И все моментально меняется. Кажется невероятным, что пару минут назад мы с ним смеялись, словно добрые друзья. Верджил вроде бы рядом, но при этом он так же далек от меня, как если бы улетел на Марс.
Ну и ладно. Этого следовало ожидать. Разумеется, Верджилу на меня плевать, ему важно раскрыть дело. Почувствовав себя неуютно, я молча иду к его машине. Да, я наняла частного сыщика, чтобы он раскрыл тайну исчезновения моей матери, но это еще не дает мне права узнать его собственные секреты.
– Послушай, Дженна…
– Все понятно, – перебиваю его. – У нас чисто деловые отношения.
На лице Верджила отражаются колебания. А потом он вдруг спрашивает:
– Ты любишь булочки с изюмом?
– Не особенно. А что?
– Может, сходим куда-нибудь вечером?
Я изумленно смотрю на него:
– А я не слишком молода для вас, жалкий карьерист?
– Я тебя не клею. Просто не знаю другого способа смягчить женское сердце. Я, кстати, Талулу на свидание пригласил, когда она мне зубы сверлила. Видно, рассудок у меня в тот момент помрачился от боли. Слушай, не сердись, а?
Он улыбается так обезоруживающе, что я просто не могу не улыбнуться в ответ. И лишь снисходительно замечаю:
– Да уж, Казанова из вас аховый.
– Ну что ж, не стану спорить с экспертом.
Большинство моих воспоминаний довольно туманны и расплывчаты. Те вещи, которые я отношу к категории ночных кошмаров, могли произойти на самом деле. А те события, в которых я всегда была уверена на сто процентов, со временем меняются до неузнаваемости.

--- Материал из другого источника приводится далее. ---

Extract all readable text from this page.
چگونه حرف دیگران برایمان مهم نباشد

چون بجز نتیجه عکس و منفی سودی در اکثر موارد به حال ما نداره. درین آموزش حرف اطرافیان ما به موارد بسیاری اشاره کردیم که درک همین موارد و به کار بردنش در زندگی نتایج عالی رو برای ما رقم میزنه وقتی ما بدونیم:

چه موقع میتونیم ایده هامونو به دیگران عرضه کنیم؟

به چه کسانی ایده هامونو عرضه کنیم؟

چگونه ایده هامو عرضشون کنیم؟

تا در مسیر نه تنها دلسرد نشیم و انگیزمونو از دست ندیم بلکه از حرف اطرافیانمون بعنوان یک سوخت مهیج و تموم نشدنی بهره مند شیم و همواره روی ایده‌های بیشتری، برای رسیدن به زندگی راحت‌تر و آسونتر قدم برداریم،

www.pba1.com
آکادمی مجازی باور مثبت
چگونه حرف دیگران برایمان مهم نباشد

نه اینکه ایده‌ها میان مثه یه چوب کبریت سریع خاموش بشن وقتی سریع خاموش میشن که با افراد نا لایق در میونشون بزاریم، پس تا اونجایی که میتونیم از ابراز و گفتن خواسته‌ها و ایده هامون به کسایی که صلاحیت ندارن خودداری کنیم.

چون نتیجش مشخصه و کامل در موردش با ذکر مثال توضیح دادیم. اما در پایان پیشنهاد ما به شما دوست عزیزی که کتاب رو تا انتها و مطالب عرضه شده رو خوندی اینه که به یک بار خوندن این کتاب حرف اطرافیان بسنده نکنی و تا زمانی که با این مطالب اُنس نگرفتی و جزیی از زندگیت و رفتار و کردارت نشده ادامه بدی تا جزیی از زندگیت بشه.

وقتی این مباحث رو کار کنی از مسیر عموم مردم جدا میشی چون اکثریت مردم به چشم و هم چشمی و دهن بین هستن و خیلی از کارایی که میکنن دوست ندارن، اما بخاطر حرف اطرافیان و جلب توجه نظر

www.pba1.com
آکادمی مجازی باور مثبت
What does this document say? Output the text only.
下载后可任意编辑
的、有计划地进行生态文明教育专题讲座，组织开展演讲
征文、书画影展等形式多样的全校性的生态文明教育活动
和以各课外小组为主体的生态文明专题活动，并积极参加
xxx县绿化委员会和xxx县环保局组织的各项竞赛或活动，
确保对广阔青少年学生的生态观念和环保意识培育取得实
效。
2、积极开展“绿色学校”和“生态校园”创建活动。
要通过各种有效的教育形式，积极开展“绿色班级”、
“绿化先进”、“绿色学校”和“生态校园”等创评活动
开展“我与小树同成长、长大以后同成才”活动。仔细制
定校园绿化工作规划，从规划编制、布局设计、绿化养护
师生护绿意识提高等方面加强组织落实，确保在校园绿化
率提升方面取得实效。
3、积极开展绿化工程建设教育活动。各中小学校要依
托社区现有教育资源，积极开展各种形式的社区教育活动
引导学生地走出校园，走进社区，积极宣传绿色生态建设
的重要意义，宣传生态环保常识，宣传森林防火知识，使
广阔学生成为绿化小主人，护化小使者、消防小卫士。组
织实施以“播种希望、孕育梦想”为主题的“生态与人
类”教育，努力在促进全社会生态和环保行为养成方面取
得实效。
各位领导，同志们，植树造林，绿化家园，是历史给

Возьмем, к примеру, недавний сон про то, как мы с отцом играли в прятки. Я подозреваю, что все это когда-то произошло в реальности.
Или воспоминание о разговоре отца и матери – про животных, которые всю жизнь хранят друг другу верность. Я могу повторить каждое слово из него, а вот голоса родителей звучат не совсем четко.
Это, определенно, мама. А это, должно быть, отец.
Только вот иногда лица и голоса не совпадают: я смотрю на человека, и оказывается, что говорил-то вовсе не он.
Элис
В Ботсване родители учат детей: «Если хочешь идти быстро – ступай в одиночку; если хочешь уйти далеко – отправляйся вместе с друзьями». Все местные жители, с которыми я встречалась, следуют этой народной мудрости. Но самое удивительное, что данный постулат справедлив также и для слонов.